The California law is the most dramatic. New York will hike the minimum wage to $15 in New York City almost immediately, while doing the same thing for prosperous suburbs by 2020. The rest of the state will go to $12.50, with the possibility that it could go to $15 if and when certain economic benchmarks are met.
Frank Gasperini, executive vice president of the National Council of Agricultural Employers, said he was surprised at the fairly tepid response from a lot of employer organizations regarding the passage of the steep minimum wage increases in California and New York, in particular.
“I was shocked that so many people did not have a written position,” Gasperini said. “There was lots of blanket opposition in places like the Chamber of Commerce and other places, but nothing on paper.
“For agriculture, one of our real differences if the country goes that way is that exemptions really don’t do us much good because we’re competing in the marketplace with jobs that will be paying $15 an hour,” Gasperini said.
He said U.S. agriculture operations compete directly with suppliers elsewhere who pay much less for workers, and “farmers can’t pass prices along when they’re competing with produce from Canada, Mexico and a lot of other countries. Mexico has a minimum of about $4.25 an hour and can produce tomatoes like ours. The major market chain participants buy and decide on the price for most produce.”
“This will put much more of our food and production offshore,” Gasperini said. “We can mechanize and keep up some. It’s already common to pay people more than they earn for you.”
He said costs for locally grown, organic and small-farm operators would go up even more than for conventional growers because of the hands-on nature of such production.
“The smaller you are, the bigger the percentage of your expenses labor tends to be,” he said.
He said the reason box stores and other business operations are not opposing the $15 levels is because “customers are saying it’s a good idea. They want more local and organic produce, but those kind of productions, facing higher minimum wages, suffer faster than somebody that’s really big.
“The big thing for us is the fact we compete in a global marketplace. (Some countries) have huge tariffs and are protectionists. We’re not a protectionist country. Producers all over the world don’t pay $9, let alone $15, an hour.”
Gasperini said the cost for participation in the H-2A program has in many cases already driven agricultural wages past the $15 mark, when adverse wage formulas are considered.

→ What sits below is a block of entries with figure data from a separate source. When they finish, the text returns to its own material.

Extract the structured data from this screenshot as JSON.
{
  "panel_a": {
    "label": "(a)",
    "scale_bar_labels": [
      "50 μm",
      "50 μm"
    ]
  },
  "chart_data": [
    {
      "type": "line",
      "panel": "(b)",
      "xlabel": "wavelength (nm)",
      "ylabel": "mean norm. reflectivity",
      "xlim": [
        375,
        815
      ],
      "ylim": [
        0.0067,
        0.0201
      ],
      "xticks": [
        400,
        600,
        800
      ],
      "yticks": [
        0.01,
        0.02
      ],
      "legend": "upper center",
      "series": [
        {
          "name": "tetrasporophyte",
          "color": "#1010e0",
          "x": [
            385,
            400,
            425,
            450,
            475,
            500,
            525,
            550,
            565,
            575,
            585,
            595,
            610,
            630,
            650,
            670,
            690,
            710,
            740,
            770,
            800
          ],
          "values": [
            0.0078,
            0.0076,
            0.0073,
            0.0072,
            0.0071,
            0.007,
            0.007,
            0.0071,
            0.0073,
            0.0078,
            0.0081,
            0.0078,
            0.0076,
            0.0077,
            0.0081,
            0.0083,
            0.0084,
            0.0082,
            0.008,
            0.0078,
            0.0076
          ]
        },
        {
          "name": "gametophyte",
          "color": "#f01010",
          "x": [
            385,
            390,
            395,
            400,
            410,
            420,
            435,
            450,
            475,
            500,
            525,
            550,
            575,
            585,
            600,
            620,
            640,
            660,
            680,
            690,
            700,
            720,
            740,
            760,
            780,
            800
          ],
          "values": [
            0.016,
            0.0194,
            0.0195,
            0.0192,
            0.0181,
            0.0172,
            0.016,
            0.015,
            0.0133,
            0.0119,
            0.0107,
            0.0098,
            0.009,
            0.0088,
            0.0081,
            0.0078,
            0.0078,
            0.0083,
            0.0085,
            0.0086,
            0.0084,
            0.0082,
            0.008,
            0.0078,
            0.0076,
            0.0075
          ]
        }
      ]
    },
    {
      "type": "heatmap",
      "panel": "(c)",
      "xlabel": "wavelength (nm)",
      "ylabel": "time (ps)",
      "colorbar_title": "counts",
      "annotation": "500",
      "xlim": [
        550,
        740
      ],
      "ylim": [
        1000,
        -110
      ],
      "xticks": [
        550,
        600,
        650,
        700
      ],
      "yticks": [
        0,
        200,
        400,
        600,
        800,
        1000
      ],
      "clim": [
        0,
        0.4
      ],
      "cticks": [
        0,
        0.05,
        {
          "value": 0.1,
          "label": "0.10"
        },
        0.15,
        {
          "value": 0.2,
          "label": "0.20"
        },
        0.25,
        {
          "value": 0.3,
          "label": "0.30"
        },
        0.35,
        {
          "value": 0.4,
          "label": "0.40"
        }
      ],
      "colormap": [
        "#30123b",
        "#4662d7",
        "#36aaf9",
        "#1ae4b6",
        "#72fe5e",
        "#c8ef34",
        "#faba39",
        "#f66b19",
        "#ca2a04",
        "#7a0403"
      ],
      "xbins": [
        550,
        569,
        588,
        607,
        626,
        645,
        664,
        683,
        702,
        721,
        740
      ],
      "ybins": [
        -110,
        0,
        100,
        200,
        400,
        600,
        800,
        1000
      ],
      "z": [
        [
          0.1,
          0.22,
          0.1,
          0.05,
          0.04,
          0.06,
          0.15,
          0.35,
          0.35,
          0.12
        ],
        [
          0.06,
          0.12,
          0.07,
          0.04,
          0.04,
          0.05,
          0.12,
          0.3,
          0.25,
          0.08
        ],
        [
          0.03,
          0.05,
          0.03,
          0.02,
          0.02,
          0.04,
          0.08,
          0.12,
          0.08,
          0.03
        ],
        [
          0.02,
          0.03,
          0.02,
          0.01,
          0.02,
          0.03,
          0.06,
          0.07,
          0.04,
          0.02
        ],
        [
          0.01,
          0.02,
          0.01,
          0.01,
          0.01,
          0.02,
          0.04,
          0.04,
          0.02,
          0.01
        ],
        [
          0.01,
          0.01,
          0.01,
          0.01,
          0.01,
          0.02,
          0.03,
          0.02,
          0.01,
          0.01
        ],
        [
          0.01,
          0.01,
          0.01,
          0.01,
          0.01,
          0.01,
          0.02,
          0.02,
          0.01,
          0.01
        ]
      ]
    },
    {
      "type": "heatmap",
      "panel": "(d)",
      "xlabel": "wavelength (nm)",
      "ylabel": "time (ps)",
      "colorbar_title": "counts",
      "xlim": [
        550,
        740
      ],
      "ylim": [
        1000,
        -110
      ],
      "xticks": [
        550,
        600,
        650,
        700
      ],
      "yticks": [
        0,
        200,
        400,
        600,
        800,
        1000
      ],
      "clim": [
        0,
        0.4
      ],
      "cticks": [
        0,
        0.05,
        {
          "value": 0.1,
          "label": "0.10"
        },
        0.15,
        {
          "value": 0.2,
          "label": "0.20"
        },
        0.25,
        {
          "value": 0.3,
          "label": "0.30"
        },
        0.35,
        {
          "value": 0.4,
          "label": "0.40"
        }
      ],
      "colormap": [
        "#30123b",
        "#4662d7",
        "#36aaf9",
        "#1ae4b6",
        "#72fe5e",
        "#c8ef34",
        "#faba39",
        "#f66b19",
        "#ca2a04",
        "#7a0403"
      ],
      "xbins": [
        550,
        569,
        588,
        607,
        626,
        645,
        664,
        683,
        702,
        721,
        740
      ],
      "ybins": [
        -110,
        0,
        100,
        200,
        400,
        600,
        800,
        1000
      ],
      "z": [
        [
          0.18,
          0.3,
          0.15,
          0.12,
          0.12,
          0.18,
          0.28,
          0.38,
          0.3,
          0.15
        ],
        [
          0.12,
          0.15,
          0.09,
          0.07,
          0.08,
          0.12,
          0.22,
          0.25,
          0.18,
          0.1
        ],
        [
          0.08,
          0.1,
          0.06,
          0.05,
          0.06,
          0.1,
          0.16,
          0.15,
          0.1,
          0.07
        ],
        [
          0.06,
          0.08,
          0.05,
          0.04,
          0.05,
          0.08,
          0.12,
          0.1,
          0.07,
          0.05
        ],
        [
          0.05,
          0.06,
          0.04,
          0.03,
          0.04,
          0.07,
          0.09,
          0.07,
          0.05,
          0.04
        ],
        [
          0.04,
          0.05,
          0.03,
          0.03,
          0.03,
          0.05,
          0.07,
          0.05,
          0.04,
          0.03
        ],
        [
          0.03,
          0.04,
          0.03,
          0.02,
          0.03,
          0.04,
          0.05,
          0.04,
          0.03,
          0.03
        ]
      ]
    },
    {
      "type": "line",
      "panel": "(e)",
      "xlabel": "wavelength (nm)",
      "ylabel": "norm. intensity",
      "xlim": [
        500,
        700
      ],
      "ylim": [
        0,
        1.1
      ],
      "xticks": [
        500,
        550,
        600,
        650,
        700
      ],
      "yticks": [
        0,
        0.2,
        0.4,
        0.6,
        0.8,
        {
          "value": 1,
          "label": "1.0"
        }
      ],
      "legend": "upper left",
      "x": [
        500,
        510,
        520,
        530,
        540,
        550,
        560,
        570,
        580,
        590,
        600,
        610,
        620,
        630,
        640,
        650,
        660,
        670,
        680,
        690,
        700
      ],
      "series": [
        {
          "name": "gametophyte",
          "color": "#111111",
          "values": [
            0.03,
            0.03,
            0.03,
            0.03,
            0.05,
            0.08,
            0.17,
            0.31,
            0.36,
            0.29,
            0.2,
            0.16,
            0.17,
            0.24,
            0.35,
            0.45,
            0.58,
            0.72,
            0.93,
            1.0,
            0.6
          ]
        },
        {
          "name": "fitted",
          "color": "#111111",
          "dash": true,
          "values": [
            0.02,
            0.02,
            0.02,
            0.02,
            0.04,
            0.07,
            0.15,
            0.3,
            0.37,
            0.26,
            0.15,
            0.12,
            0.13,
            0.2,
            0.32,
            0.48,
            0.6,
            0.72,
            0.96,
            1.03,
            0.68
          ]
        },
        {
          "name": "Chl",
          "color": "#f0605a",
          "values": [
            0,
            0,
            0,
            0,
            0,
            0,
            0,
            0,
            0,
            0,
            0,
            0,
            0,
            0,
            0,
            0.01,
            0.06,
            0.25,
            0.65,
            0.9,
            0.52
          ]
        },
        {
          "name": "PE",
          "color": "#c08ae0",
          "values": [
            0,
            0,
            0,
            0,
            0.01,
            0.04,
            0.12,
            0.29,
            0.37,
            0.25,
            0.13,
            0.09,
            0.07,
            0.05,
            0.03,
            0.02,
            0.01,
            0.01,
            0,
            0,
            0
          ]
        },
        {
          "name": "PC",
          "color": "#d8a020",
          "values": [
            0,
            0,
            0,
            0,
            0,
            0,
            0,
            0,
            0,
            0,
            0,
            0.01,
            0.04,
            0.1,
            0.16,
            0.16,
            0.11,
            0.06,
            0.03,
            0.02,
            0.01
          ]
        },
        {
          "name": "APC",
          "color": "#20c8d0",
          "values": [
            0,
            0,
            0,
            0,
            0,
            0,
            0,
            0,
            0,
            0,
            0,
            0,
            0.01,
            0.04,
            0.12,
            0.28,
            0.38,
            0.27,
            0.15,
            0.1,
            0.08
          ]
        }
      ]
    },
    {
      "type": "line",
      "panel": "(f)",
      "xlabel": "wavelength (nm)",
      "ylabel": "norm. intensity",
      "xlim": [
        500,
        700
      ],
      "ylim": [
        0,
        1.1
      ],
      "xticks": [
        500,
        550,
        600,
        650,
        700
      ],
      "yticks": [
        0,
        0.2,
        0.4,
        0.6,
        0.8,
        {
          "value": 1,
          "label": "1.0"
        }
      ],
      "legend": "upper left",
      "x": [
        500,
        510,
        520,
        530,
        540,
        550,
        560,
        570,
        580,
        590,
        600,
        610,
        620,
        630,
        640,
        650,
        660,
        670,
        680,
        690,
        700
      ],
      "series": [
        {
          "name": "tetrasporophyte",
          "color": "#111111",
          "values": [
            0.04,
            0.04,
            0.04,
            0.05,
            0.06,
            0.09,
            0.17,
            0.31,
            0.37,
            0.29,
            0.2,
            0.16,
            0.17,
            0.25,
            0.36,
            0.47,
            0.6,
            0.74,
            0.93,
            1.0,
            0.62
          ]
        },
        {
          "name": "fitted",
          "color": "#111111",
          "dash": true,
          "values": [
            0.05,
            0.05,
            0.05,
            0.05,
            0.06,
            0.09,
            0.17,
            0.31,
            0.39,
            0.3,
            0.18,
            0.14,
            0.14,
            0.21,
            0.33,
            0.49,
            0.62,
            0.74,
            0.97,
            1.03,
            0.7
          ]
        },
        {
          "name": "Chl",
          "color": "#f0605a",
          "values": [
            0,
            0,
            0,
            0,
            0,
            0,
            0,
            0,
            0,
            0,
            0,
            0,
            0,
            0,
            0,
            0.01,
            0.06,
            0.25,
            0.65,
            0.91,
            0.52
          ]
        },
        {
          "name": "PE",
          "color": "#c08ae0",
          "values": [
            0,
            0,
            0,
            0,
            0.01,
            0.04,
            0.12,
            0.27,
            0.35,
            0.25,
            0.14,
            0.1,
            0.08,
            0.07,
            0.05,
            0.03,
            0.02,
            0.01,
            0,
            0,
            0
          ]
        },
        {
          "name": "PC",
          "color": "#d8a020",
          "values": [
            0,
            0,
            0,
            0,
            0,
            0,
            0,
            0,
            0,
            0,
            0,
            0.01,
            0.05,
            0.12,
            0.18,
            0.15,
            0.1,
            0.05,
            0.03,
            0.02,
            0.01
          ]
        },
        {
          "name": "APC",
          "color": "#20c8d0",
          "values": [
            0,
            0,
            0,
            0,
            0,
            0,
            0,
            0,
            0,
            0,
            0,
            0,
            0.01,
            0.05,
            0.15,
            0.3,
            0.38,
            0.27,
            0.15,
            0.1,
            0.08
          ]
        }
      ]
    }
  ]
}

“And you have to provide free housing, too. By the time you take into consideration housing and recruitment costs, you’re over $15 an hour. H-2A employment is close to 10 percent of the workforce market and it’s continuing to grow.
“I don’t see it being sustainable for a lot of our food production,” Gasperini said. “Mechanization will cost people jobs. But our biggest concern is whether farms can survive. At $15 an hour many specialty crops just can’t adjust. They’re going to go more and more to corn and soybeans.”
California agriculture could also face significant consequences should a bill passed out of the California Assembly’s Labor and Employment Committee in early April find more traction.
According to Ian Wieland of the law firm Sagaser, Watkins & Wieland, the measure seeks to repeal the longstanding law allowing agriculture entities in the state to pay overtime after 10 hours of work in a day.
Presently, agriculture employees are exempted from labor code provisions regarding wage, hour, meal break and other working conditions. Known as the Phase-In Overtime for Agricultural Works Act of 2016, the new bill would remove this exemption and would create a schedule that would phase in overtime requirements for agricultural workers over the course of four years, beginning in 2017.
Under the proposed legislation, beginning July 1, 2017, agricultural workers would receive overtime for all work after nine and one-half hours daily.
Butch Goehring, district director for the California Association of Wine Grape Growers, said the effects of paying minimum wage workers $15 per hour “is going to really hurt the demand for our products.”